“Elvis não morreu!” Essa é sem dúvida uma das frases mais ouvidas nas últimas décadas. Para muitas pessoas essa afirmação alimentou teorias de que tanto Elvis quanto outros famosos estariam vivos, mas em anonimato. Há, no entanto, aqueles que se utilizam dessa declaração para encarnar seus ídolos e manter sua obra e seu carisma vivos.
No último dia 4 de março, os capixabas tiveram sua oportunidade de estar mais perto do rei do rock. Apesar de não estar entre os vivos há quase cinco décadas e de nunca ter saído do território americano em vida, Elvis esteve em Vitória por meio de Dean Z.
Como era de se esperar, durante a apresentação, o artista norte-americano procurou transmitir a sensação de que estávamos diante do próprio Elvis Presley. O figurino, os trejeitos, a coreografia e a voz foram replicados nos mínimos detalhes. Houve um momento do espetáculo que Dean Z fez uma espécie de dueto com o Elvis, que apareceu em vídeo gravado antes de sua morte.
Dean Z, no entanto, não é o único a homenagear Elvis ou outro ícone da música. Dentre tantos talentos inspiradores temos também o caso de Rodrigo Teaser, conhecido por reproduzir a voz e a coreografia de outro rei, Michael Jackson, o rei do pop.
Em ambos os casos, a intensidade da admiração pelo seu artista favorito se converteu em uma carreira que os levou a turnês em seus países de origem e a outras partes do mundo. Isso não aconteceu só aos dois performers mencionados neste texto. O mesmo se deu a imitadores de grupos como The Beatles.
Esses fenômenos nos leva a um questionamento: o que faz com que uma pessoa se dedique tanto a um artista a ponto de sua paixão transformar sua vida tão radicalmente?
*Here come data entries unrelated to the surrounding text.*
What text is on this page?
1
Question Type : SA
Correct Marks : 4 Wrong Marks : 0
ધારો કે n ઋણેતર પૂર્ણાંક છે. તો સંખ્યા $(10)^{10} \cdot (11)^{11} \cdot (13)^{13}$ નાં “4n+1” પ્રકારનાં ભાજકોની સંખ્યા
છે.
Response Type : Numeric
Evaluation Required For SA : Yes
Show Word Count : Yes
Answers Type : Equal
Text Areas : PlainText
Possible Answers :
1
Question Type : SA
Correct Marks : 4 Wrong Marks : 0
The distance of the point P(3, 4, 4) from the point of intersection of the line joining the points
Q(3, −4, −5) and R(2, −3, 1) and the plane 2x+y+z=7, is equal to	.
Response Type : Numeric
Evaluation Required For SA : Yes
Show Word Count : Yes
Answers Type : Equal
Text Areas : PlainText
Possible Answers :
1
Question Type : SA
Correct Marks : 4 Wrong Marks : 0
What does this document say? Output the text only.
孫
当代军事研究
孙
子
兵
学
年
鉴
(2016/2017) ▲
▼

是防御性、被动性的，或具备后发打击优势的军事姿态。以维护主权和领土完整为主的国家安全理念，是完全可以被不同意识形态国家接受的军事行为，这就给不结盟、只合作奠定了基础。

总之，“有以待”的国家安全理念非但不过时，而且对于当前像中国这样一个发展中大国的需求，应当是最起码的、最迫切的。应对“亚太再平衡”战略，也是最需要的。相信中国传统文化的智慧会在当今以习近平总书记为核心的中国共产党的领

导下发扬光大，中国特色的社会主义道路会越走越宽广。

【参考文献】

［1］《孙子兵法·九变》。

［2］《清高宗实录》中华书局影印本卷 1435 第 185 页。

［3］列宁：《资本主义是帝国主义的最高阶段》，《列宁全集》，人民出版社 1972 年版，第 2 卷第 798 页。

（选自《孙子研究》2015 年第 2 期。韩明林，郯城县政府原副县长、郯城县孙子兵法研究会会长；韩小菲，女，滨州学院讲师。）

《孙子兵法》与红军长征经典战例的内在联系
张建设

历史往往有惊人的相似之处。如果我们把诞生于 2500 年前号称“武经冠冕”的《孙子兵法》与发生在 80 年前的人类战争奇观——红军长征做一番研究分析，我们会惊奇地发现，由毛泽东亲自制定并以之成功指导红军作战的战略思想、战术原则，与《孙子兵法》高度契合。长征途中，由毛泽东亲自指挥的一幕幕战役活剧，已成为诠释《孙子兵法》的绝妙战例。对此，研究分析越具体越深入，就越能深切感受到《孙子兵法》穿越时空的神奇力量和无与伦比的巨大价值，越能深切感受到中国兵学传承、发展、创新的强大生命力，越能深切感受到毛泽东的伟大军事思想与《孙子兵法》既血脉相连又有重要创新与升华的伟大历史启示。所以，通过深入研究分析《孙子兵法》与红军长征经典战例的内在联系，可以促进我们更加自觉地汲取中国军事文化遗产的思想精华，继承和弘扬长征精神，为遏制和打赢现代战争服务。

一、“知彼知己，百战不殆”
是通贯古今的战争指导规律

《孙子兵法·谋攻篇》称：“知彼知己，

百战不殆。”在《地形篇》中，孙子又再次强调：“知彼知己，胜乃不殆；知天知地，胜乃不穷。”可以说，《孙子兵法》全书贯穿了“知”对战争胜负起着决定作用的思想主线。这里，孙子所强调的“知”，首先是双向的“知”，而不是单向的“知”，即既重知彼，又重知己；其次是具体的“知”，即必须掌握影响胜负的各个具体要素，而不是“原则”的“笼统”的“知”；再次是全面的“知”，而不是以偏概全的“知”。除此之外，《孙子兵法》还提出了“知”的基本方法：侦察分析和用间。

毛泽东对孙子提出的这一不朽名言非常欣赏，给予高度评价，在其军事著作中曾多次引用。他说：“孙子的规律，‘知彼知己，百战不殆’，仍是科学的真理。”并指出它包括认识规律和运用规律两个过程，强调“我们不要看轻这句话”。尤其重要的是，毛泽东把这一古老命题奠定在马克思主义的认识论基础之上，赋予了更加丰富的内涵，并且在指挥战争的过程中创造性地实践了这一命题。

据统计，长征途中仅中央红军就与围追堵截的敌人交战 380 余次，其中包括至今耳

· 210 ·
Vamos a algumas explicações.
O primeiro e principal aspecto da admiração é a identificação. Um artista muitas vezes abraça virtudes, talentos ou um estilo de vida que desejamos para nós mesmos. Tornam-se assim uma espécie de “espelho do eu ideal”. Isto acontece principalmente durante a adolescência, quando construímos nossa própria identidade e buscamos referências . Ao imitar um artista, ensaia-se ser aquela versão idealizada de si mesma.
Imitar o seu artista favorito pode ser uma tentativa de se sentir mais próximo do ídolo e fortalecer o que os psicólogos chamam de relação parassocial, que é a sensação de intimidade e conexão que uma pessoa desenvolve com uma figura pública que não o conhece. Quando se adota o estilo do artista, o fã sente que compartilha algo íntimo com ele e alimenta a fantasia de haver uma conexão especial entre ambos.
Compartilhar um ídolo e imitá-lo é uma forma poderosa de criar laços. Fazer parte de uma comunidade de fãs (“fandoms”) que se veste, fala e age de maneira semelhante gera um forte sentimento de pertencimento e comunidade. Isso é particularmente visível em grupos como os fãs de K-pop, que frequentemente desenvolvem uma forte identidade coletiva.
Seja qual for a explicação que cada um encontra para si, não se pode negar que a imitação de um artista também é uma forma de imortalizá-lo por meio de sua obra. Passadas décadas de sua ausência física, a paixão por seu talento e seu carisma é transmitido de geração a geração e incentiva outros que não presenciaram uma única apresentação ao vivo e aos vivos a imitar seus gestos.
Por isso, podemos afirmar com certeza que “Elvis não morreu!”